マーケターズ・ロード 元グーグル日本法人代表 村上憲郎 #03

「最悪の事態を想定していれば、問題は解決する」元グーグル 村上憲郎に影響を与えた2人の先輩

仕事に向き合う意識を変えてくれたアドバイス


 もう一人もDEC時代の人。同い年の同僚が、仕事に向き合う意識を変えてくれました。

 入社後ほどなくして、私は産業用のマシンにミニコンを組み込む顧客を担当する部門に配属されました。水が合ったのか、好調な営業成績を収めた私は、2~3年目には全世界のDECのトップセールス「DECthlon」に日本から初めて選ばれ、あっという間にユニットマネージャーを任されるようになりました。残念なことに部下がつき、先般の苦労話につながるわけですが(笑)。
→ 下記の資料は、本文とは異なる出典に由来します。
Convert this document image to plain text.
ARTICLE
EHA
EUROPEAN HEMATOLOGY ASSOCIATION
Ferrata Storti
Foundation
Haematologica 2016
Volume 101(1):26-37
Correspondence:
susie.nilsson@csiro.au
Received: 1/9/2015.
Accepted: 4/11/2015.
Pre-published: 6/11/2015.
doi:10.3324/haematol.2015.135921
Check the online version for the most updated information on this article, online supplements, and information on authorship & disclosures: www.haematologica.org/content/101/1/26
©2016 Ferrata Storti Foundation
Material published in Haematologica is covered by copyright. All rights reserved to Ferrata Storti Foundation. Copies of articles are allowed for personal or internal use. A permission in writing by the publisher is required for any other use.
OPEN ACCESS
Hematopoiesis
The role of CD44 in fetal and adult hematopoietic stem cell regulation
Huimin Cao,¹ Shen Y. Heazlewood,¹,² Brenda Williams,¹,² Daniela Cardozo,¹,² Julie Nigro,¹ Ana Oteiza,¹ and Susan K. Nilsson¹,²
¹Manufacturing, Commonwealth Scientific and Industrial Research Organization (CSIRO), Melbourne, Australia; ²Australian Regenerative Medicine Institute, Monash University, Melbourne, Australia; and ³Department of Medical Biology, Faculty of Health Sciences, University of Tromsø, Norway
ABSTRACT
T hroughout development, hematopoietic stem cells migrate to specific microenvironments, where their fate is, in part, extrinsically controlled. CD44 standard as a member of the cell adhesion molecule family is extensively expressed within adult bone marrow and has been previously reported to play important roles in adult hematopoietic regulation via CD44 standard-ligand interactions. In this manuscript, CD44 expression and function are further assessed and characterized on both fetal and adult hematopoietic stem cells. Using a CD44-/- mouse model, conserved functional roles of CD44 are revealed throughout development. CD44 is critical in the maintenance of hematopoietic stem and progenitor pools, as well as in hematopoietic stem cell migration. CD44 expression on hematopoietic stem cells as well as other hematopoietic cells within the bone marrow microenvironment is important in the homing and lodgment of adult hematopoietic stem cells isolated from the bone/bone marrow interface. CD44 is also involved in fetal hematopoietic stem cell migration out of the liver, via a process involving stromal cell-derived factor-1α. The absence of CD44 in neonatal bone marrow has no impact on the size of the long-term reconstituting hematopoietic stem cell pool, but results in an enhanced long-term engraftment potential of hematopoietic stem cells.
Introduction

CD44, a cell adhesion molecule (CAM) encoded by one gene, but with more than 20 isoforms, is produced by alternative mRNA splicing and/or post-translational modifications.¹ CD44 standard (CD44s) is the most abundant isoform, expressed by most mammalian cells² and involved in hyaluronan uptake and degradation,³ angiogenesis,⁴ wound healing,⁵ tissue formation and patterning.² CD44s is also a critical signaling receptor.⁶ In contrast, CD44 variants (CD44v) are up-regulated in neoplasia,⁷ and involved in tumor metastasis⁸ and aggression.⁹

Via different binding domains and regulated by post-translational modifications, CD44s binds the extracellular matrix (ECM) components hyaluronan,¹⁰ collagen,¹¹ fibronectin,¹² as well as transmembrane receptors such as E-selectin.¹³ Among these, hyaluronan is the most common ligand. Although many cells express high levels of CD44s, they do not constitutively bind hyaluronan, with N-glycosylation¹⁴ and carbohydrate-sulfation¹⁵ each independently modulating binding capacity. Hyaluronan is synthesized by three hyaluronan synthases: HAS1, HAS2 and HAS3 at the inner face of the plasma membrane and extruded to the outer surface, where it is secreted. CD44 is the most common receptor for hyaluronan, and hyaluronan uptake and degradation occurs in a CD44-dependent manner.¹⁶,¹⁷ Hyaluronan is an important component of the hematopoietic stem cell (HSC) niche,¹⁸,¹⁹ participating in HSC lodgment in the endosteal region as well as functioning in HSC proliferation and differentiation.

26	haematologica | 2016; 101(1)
 私は新卒で入社した日立で「顧客にいかに迷惑をかけないか」、品質管理や顧客満足について徹底的に叩き込まれていましたから、それをDECでも実現しようと躍起になっていました。

 ところがDECのマシンは、かつてのアップル製品と同じで、まあすぐ壊れるわけです(笑)。確かに素晴らしいコンピュータではあるのですが、納品されたばかりの製品がすでに動かないということが珍しくない。もちろん修理には対応するのですが、そんな品質の製品、すぐにまた壊れるわけです。



 そんな状況に何とか対応し、改善しようと、私は血走った眼をして走り回っていました。ボスがそんな調子ですから、部下もそうせざるを得なかったでしょう。そんな矢先、件の同僚が声をかけてくれたのです。

 「周りから見ていると気の毒で仕方がない。ちょっと肩の力を抜いたらどうか」と。そして、カーネギーの『道は開ける』という、もう一つの名著を教えてもらいました。

 言ってみれば、悩みを解決するための一冊です。各章にまとめがついていて、総括すると「常に最悪の事態を想定していれば、問題は必ず解決する」という趣旨のことが書かれています。

 まず、最悪事態として納品した製品が返品されるということを受け入れる。その上で、それを避ける手立てを考える。最悪の事態を常に覚悟し、できるだけその事態が起こらないよう対策をしていれば、精神状態が安定するのです。最悪の事態を想定していないと、あれもこれもと不安になって心身ともにのたうち回ることになるわけです。

 DEC時代に2人の人物から得た2つの教訓。直接的ではないにせよ、現在に生きている部分は大きいと思います。